Primo, un positionnement géographique stratégique : le parc d’activités la Providence, aux Abymes, à la fois proche de l’aéroport et implanté au cœur de l’agglomération, est porté par la volonté politique de rééquilibrer le territoire en offre de services administratifs et de services aux entreprises. Secundo, notre offre d’achat était au prix du marché et efficiente car destinée à des clients privés à l’activité pérenne. Tertio, nos prestations étaient innovantes : le projet, labélisé haute qualité environnementale, se situe dans un parc lui-même certifié management environnemental. Une première dans les Outre-Mer ! Nous pouvions donc assurer aux acheteurs qu’en venant chez nous ils bénéficieraient d’une valorisation de leur actif immobilier constante, si ce n’est haussière dans le temps. Parce que l’espace public y est tenu, l’environnement est maitrisé, et parce que le secret en immobilier repose sur un seul pilier : l’emplacement ! 

Kann’Opé est le premier étage de la fusée, mais nous avons l’intention d’être encore plus ambitieux en termes de transition énergétique pour montrer que la Guadeloupe sait faire. Je n’ai pas à rougir de notre travail. La SEMAG fait aussi bien que la Métropole.

Quid des opérations de résorption de l’habitat insalubre (RHI), qui font aussi partie de vos missions ?

Elles requalifient en profondeur les quartiers en travaillant dans la dentelle et en intégrant la dimension humaine et son vécu. Il ne s’agit pas de tout raser avec des bulldozers. Nous écoutons les traces du passé pour en conserver certaines. Nous apportons des éléments de modernité et de salubrité pour créer un quartier en mutation entre passé et avenir. La grande majorité des opérations RHI ont été des réussites : quartiers Agathon à Baie-Mahault et Boissard aux Abymes, et sortie sud-est à Pointe-à-Pitre, près du Mémorial ACTe.

Il y a trois ans, en rachetant le Jardin Botanique de Deshaies, la SEMAG a pris un virage touristique inattendu…

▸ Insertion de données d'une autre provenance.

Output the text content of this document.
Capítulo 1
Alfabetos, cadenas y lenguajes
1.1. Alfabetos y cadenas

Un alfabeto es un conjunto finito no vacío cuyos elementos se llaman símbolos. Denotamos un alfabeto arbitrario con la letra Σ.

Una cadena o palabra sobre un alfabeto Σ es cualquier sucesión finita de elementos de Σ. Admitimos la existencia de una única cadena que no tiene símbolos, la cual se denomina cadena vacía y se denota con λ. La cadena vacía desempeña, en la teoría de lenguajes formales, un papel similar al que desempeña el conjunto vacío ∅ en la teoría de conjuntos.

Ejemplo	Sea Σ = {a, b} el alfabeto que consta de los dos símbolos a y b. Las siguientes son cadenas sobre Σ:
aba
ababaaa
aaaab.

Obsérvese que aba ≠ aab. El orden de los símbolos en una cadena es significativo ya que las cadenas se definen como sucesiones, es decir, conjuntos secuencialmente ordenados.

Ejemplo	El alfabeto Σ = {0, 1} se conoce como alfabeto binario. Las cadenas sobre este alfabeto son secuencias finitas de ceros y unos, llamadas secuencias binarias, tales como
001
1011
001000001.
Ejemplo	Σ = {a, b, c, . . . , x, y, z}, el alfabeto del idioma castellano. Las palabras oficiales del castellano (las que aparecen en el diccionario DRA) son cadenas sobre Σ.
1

Et ça ne fait que commencer ! Pour le Jardin Botanique, nous avons élaboré une nouvelle offre et un repositionnement touristique axé sur son contexte culturel et historique. Il fallait dépasser la dimension purement esthétique de ce site qui, par le passé, n’intéressait que les touristes : nous l’avons adossé à l’histoire de la Guadeloupe et au patrimoine végétal de nos jardins pour en faire un lieu d’enrichissement culturel et scientifique. C’était un gros challenge. Nous avons repensé le management, l’orientation client, le positionnement marketing. 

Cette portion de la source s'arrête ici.